Vikipedi, özgür ansiklopedi

Osmanlı Devleti’nde askerî düzen, veziriâzamdan beylerbeyine ve ondan sancakbeyine, sancakbeyinden de alaybeyine, alaybeyinden çeribaşılarına doğru giden bir silsile şeklinde işlemekte idi. Bir sancakta bulunan timarlı sipahilerin en yüksek âmiri durumunda olan alaybeylerinin timarları serbestti. Alaybeyleri, savaş zamanında tasarruf ettikleri zeâmetin icap ettirdiği derecede kapıkulu götürmekle beraber, bulundukları yöredeki timar sahipleriyle onların getirmekle yükümlü oldukları kılıç sahiplerini, mensup bulundukları beylerbeyinin maiyetinde olarak, kumanda ederlerdi.

Alaybeylerinin atama işleri, vilâyet sipahilerinin arzuları doğrultusunda, beylerbeyi veya sancakbeyi arzı üzerine tayin edilir, beylerbeyi ve kadı arzı ile de görevlerinden alınırlardı. Zaman zaman cizye toplama görevi de îfa ettikleri görülmekteydi. Alaybeyleri terfi etmeleri durumunda sancakbeyi olurlardı.

Tımar sisteminin düzgün bir şekilde işleyişi Osmanlı Devleti için büyük önem arz ediyordu.
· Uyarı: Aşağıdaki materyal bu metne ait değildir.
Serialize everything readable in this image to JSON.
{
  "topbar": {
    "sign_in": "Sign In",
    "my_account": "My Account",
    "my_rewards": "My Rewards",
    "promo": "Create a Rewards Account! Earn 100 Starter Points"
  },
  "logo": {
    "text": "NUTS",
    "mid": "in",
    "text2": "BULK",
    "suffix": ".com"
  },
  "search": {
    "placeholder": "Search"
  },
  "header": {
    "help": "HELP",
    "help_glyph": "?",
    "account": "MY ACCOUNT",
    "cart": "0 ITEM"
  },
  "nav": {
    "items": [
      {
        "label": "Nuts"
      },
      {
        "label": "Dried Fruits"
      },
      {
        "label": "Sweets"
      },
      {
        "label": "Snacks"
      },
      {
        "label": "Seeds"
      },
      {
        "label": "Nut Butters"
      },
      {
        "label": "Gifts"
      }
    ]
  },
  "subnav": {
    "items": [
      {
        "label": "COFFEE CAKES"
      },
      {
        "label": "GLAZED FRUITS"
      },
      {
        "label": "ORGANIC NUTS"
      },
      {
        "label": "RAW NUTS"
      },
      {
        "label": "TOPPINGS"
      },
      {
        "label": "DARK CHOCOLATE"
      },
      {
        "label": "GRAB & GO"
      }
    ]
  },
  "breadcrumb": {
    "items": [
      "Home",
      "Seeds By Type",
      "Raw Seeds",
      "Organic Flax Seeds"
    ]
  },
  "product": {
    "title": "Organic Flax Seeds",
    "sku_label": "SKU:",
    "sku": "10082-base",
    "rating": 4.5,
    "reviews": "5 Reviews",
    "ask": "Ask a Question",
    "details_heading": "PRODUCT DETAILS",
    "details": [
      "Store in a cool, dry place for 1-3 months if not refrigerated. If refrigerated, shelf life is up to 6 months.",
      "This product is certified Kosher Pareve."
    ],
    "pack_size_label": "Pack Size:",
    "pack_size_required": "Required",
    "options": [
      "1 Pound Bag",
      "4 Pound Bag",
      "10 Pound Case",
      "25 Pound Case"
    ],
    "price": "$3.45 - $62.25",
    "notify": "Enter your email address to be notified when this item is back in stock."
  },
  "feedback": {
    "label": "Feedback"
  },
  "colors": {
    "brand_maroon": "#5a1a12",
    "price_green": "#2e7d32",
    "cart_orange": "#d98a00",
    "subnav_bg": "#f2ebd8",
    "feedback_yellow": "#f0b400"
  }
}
Bu durumda alaybeyine pek çok iş düşüyordu. Savaş sırasında şehit düşen timar sahiplerinin yerine yenisinin atanması, savaştan firar edenlerin tespit edilip boş olan timarın doldurulması, yine normal zamanlarda ölüm, görevden el çekme, gibi durumlarda boşalan timarın tevcih edilmesi alaybeyi marifetiyle gerçekleşiyordu. Ayrıca timar sahiplerinin karşılıklı timar değişikliği yapma isteklerini alaybeyi değerlendirip gerçekleştiriyordu. Meselâ, 5 Eylül 1716 tarihinde, Isparta’da 7400 akçe timara mutasarrıf olan Hüseyin’in timarıyla Gönen Nahiyesi’nde, Demirci Mezrası’nda 6300 akçe timara mutasarrıf Şahbaz’ın timarlarının birbirlerinin semtlerine münasip ve yakın olduğu, kendi hüsn-ü rızalarıyla değişmek istedikleri belirtilmiş neticede alaybeyinin arzıyla bu mübadelenin gerçekleştiği görülmüştür.